How might understanding a community’s information needs, values, and sources grow audiences and expand reach in historically underserved communities?
What do we want as an industry? Really want? At the most base level: Survival. And for that to happen, we must grow audiences and expand reach — especially in historically underserved communities, which, in far too many newsrooms, have been left out of strategic plans for the future.
I arrived at Stanford thinking there was a mobile tech solution. About three miles from campus, I learned I was wrong. I’d assumed bridging the disconnect between local and legacy newsrooms and the communities they serve was a question of how to get news into people’s hands without fully considering the content of what would be delivered. Using a design-thinking, iterative process, this became clear: The sources of information trusted by community members are not who mainstream newsrooms typically rely on to tell a story.
A lack of trust and relevance, not just logistics, stymies growth and expansion in communities of color, low-income neighborhoods, rural areas — or any population of people historically-omitted from mainstream policy decisions and discussions. Lesson learned.
So how do you improve trust and relevance in neglected communities? Start by understanding the information needs, values, and sources on which people rely.
Getting a baseline of how these communities are reflected in news coverage can be automated. The skills required to repair the harm — on-the-ground human contact — cannot. This is about relationship-building and storytelling approaches that help people see, feel, and understand others.
So here are some things to keep in mind.
Find the influencers.
Don’t underestimate the art of small talk and man-on-the-street interviews to help journalists find community influencers. Start by talking to people at community hubs — libraries, schools, civic centers, churches, etc.
Influencers endorse a journalist’s and/or news organization’s credibility through introductions and word-of-mouth conversation, leading to improved access within a community mistrustful of media organizations.
No community is a monolith. Remember intersectionality and diversify sources, finding “usual” and “unusual” community influencers. (Think: Teachers, principals, advocates and activists, pastors, scholars, barbers, gardeners, and elected officials, etc.)
A shareable online survey that asks community members to nominate reliable sources for reporters in a variety of subject areas, including faith, local business and politics, and housing, can streamline and accelerate the process.
Uncover information needs and values.
Ask: Who and where do you go to for news and information about your community? What stories are journalists getting wrong about the community where you live, work, and play? What stories are journalists missing? What should we cover? Who else should I (interviewing reporter) talk to?

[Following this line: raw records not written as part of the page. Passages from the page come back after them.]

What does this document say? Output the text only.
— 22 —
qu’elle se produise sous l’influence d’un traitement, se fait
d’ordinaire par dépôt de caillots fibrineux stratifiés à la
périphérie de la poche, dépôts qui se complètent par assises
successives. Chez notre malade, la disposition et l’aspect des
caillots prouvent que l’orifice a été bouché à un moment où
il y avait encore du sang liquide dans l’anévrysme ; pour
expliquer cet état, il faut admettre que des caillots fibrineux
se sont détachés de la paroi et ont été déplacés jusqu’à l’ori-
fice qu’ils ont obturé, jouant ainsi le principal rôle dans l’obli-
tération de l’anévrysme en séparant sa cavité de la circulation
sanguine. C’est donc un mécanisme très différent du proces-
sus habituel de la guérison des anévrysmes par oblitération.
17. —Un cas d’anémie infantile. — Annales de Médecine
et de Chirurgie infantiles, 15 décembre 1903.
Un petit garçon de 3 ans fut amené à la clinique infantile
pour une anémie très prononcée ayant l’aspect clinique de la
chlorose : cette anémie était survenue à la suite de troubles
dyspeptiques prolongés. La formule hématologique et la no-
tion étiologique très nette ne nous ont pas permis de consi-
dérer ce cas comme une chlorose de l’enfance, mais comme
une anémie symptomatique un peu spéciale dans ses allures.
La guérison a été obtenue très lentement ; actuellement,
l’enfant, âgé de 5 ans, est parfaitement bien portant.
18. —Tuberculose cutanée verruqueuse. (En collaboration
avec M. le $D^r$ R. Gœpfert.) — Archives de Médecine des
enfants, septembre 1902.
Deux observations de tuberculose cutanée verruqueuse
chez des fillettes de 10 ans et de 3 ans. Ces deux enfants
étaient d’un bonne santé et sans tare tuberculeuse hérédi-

Exploring results for top online searches in a geographic area is a possible digital shortcut that can complement these in-real-life efforts to discover a community’s information needs and values.
Listen and observe.
The recipe for journalism to survive and thrive is complicated, but a key ingredient is one that for too long has been overlooked — growing audiences and expanding reach in historically underserved communities. Sure, more training is required but just as important is leadership that is strategic — and intentional — about bringing more voices into the conversation.